Max Headlines was adamant that there was no third person in the relationship:

With dear Amplitude’s hectic copy-producing lifestyle, I just don’t have time to represent anyone else. It’s true she isn’t getting into the papers as often as we’d both like, but there do have to be fallow periods every now and then, if only for me to get my breath back.

Max Headlines strongly denied that he had been producing media copy for the drug-troubled singer, Aimless Lighthouse, recently, saying ‘yes, we may have met a few times, socially, but I never got her any headlines, not once.’

‘It all seemed to be going so well,’ said Wavelength in an exclusive self-negotiated interview. ‘We, Max and I, decided that my celebrity story-arc needed a big event to counter Max’s sudden loss of column inches. So, we decided that it was time for my first big celebrity split and divorce from… er… whatshisname…. Y’know, short-arse… thinks he can sing…? Name always reminds you of that toilet paper…?’

Wavelength went on to say that her publicist had arranged her split from Pixie Charmi, ready for a tabloid exclusive when the couple got back together, later in the Summer, so that a TV series about their split and reconciliation would be ready just in time for the Autumn TV schedules.
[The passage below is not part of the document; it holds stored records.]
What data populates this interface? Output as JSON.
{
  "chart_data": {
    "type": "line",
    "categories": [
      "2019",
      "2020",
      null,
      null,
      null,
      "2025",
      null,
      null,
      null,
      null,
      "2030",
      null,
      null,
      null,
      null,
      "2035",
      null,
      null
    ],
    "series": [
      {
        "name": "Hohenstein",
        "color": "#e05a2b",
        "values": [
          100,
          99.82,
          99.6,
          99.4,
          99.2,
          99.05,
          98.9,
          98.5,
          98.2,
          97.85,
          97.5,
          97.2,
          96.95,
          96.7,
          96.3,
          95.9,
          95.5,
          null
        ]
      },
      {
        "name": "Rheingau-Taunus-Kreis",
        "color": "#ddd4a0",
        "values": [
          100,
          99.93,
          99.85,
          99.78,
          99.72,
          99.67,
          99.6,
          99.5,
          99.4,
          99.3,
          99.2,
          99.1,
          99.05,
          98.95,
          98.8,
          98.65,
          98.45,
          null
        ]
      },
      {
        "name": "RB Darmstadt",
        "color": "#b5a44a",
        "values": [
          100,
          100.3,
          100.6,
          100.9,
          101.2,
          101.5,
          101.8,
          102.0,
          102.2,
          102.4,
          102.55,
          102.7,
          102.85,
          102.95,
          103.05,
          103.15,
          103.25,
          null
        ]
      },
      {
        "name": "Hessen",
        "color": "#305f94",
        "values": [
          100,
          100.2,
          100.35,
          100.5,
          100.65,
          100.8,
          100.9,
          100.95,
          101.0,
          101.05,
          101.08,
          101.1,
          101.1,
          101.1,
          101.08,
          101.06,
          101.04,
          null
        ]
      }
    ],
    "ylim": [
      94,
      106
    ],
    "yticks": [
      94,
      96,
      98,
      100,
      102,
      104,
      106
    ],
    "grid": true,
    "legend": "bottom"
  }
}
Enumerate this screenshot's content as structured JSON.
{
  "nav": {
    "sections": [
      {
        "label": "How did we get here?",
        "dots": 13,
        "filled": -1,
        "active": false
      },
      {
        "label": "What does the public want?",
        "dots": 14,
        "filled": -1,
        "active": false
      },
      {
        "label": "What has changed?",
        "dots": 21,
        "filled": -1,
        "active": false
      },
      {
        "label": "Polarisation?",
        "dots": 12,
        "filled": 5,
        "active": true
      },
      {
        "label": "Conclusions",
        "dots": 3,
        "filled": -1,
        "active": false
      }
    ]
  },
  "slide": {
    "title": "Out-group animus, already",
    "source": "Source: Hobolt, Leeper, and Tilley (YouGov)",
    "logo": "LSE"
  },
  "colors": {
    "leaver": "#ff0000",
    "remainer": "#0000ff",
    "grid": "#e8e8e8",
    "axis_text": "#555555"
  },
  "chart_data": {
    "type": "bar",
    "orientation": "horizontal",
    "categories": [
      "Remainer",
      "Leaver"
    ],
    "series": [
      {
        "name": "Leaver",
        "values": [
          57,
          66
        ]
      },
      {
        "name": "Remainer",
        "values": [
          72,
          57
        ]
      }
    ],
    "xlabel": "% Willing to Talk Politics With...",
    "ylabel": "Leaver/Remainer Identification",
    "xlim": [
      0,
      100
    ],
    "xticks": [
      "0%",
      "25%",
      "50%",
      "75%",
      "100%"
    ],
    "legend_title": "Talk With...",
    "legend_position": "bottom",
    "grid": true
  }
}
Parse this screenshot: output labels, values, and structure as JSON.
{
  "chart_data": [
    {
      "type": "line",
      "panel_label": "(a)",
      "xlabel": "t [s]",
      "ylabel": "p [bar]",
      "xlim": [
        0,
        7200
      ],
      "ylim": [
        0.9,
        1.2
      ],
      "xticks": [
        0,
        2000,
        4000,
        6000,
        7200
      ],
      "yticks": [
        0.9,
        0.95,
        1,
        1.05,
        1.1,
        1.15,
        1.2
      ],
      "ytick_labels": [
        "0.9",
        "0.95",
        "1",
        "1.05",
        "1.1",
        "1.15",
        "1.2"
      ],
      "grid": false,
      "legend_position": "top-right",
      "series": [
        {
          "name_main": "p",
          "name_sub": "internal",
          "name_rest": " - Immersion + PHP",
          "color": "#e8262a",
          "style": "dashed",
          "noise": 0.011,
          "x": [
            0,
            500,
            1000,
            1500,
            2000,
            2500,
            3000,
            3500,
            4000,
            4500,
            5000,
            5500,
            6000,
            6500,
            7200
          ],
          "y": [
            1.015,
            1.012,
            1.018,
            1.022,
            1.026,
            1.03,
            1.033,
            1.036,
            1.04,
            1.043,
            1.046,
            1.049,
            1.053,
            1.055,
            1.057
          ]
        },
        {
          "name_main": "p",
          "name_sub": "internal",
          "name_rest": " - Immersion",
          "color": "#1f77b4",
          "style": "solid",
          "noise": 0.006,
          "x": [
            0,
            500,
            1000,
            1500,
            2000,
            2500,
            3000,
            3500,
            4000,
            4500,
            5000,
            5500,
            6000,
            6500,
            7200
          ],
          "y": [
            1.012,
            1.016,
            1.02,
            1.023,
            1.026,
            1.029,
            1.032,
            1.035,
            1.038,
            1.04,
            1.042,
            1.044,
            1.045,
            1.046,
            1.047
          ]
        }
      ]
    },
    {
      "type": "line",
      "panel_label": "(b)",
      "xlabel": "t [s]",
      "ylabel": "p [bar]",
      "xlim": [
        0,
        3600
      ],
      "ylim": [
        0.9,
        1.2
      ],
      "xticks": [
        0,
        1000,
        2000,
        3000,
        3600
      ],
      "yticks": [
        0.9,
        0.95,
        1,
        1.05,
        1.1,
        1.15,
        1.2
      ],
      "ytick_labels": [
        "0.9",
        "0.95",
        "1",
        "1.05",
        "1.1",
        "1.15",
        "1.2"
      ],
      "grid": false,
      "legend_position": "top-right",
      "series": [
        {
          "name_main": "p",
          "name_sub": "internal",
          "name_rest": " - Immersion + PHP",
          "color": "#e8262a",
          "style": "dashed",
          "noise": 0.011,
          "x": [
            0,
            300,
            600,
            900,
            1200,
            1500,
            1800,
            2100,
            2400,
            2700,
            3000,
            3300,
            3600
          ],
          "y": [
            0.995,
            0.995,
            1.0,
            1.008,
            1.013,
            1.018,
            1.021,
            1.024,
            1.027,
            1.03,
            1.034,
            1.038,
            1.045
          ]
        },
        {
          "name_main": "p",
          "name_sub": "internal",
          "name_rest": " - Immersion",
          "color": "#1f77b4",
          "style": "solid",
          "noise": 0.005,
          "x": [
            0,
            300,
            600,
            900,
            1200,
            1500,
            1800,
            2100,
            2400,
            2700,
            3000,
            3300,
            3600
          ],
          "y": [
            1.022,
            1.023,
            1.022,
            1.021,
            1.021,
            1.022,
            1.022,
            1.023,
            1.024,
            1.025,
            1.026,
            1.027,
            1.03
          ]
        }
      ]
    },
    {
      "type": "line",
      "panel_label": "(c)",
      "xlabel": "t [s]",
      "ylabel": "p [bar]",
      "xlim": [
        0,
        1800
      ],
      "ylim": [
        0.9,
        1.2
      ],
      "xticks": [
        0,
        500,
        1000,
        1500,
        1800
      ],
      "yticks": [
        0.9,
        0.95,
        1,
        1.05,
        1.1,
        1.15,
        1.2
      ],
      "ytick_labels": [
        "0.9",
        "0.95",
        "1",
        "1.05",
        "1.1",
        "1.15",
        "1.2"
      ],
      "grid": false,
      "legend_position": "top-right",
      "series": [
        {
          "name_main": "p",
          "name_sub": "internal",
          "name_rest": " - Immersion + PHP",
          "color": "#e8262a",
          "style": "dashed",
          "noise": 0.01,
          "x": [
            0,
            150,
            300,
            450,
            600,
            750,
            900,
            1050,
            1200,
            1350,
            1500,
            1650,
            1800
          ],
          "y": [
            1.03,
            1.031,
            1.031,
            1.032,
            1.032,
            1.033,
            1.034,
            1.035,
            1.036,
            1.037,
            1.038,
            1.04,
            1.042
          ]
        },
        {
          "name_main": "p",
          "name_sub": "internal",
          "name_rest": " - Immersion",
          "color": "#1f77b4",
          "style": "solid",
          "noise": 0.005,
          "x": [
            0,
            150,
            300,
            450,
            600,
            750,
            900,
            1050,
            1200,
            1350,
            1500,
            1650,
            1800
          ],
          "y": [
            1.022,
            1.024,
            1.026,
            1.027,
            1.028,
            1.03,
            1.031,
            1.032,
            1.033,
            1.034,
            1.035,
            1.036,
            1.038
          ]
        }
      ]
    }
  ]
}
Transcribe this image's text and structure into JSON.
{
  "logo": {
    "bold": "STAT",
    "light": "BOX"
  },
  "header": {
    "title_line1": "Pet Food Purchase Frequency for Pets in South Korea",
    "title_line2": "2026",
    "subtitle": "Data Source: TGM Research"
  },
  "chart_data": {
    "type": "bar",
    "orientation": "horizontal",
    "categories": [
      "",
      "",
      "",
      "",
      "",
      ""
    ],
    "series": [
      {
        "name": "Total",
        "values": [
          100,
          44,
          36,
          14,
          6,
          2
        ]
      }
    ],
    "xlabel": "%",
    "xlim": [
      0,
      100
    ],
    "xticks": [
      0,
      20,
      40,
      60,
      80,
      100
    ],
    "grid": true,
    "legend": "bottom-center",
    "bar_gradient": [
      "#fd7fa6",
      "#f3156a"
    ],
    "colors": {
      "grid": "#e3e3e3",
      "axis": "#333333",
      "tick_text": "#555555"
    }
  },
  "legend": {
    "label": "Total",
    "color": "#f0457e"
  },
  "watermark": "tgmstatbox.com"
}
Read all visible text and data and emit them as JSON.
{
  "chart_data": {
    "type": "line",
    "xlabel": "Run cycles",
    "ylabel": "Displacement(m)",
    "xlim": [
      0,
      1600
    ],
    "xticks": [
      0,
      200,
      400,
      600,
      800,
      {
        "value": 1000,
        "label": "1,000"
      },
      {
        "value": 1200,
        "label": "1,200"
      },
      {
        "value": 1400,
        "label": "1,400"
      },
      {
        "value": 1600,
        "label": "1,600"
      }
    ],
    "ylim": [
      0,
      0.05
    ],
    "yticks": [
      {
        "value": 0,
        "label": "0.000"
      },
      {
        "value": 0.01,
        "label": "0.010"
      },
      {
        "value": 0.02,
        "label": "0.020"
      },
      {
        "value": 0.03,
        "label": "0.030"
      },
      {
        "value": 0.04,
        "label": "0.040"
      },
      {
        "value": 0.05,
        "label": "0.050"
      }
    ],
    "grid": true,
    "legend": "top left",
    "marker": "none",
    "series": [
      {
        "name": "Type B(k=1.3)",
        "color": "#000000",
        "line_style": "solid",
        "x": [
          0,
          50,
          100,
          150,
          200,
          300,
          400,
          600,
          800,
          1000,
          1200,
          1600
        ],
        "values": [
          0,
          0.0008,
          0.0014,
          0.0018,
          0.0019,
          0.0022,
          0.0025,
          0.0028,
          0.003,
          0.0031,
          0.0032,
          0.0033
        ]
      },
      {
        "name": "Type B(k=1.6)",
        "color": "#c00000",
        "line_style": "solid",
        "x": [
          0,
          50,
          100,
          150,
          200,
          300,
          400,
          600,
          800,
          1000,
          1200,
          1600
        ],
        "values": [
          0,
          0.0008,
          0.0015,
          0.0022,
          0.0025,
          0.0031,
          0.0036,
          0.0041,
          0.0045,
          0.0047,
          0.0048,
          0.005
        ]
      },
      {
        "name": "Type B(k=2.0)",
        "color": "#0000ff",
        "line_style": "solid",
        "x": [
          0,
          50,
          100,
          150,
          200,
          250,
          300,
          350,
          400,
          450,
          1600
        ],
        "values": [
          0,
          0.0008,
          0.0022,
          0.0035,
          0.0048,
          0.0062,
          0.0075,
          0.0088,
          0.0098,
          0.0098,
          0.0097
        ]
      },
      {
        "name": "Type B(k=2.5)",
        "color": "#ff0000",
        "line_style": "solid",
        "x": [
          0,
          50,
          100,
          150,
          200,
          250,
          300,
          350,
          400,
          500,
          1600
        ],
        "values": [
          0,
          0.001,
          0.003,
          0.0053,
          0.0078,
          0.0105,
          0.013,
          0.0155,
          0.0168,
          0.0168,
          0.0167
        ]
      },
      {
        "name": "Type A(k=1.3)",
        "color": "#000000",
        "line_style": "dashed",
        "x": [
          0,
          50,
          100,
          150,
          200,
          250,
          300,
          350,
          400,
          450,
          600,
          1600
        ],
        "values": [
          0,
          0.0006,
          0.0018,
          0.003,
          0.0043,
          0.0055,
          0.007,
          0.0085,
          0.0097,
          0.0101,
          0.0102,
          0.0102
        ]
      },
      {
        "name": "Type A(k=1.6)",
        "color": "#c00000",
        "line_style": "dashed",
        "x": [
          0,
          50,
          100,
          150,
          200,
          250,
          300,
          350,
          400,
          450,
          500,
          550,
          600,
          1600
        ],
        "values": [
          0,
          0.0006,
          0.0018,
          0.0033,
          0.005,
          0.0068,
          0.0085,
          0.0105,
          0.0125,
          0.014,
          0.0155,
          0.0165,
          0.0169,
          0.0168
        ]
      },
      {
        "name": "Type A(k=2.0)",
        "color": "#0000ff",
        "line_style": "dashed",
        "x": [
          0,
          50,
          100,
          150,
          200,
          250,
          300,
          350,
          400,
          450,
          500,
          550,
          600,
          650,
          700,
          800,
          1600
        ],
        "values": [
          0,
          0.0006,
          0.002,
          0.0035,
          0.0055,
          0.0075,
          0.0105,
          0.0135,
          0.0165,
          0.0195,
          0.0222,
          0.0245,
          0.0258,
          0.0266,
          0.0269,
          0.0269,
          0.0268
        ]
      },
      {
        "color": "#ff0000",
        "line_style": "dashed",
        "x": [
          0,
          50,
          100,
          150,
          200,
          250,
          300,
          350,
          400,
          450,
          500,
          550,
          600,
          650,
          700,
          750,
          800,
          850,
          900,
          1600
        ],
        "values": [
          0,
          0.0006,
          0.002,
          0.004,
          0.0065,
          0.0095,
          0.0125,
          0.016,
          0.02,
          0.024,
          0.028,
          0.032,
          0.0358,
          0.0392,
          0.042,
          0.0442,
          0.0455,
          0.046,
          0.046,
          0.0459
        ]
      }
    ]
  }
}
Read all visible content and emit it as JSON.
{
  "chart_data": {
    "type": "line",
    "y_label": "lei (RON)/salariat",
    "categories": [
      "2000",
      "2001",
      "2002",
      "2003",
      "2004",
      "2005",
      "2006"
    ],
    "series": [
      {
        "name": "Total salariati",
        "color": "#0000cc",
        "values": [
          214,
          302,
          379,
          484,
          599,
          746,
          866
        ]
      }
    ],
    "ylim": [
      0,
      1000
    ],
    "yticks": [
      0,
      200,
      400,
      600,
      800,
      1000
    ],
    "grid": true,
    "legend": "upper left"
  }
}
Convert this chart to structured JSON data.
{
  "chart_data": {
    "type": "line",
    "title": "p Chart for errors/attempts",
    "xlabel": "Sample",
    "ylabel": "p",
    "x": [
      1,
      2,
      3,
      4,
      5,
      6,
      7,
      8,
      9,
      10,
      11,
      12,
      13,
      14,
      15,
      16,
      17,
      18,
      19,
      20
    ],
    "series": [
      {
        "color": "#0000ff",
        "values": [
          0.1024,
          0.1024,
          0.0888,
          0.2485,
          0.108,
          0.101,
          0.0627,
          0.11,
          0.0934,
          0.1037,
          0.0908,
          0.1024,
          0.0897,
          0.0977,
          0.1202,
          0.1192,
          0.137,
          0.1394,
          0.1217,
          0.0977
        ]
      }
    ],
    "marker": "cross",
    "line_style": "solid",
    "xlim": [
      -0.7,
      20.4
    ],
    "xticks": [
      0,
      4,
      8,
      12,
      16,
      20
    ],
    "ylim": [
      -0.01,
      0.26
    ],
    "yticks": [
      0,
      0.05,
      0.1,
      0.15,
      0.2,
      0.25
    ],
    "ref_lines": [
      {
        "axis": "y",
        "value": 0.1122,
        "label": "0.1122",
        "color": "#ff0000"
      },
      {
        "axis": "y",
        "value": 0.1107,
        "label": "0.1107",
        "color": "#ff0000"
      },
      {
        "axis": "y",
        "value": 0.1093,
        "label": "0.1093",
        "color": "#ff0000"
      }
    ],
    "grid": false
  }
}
However, Amplitude Wavelength, went on to say:

I’m thinking of moving up a league from a C list to a B list celebrity, and market research says I need a taller husband for that. So, I’m afraid I cannot get back with… y’know… thingy, despite what my former publicist had planned. Although, I have heard, through my US agent, that there is an American film star who is looking for a photogenic lesbian lover for the next stage of her celebrity profile arc. So, our agents are discussing whether it would work for both our demographics, or even if it would move us both into a whole new demographic without losing either one of us any core fan base.

Max Headlines, however, expressed reservations about Wavelength’s new ideas. He said:

Thing is, Wavelength is very big – as we know – amongst the more traditionally-minded audiences, those that like a footballer’s wife, or a hairdresser who makes it big on a talent show. They are not anti-gay as such, they do love an extremely camp homosexual, but I think lesbianism has still got a bit too dour an image – all dungarees and sensible shoes - for her established fan base to accept readily. Although, now could just be the time to shift that stereotype to a more marketable style. If anyone could do that, Amplitude Wavelength can. I wish her luck and I’m just too sad our relationship didn’t quite become as profitable as we’d both hoped. I just hope that her next publicist can give her the all headlines he can, she can be a very demanding woman in that respect.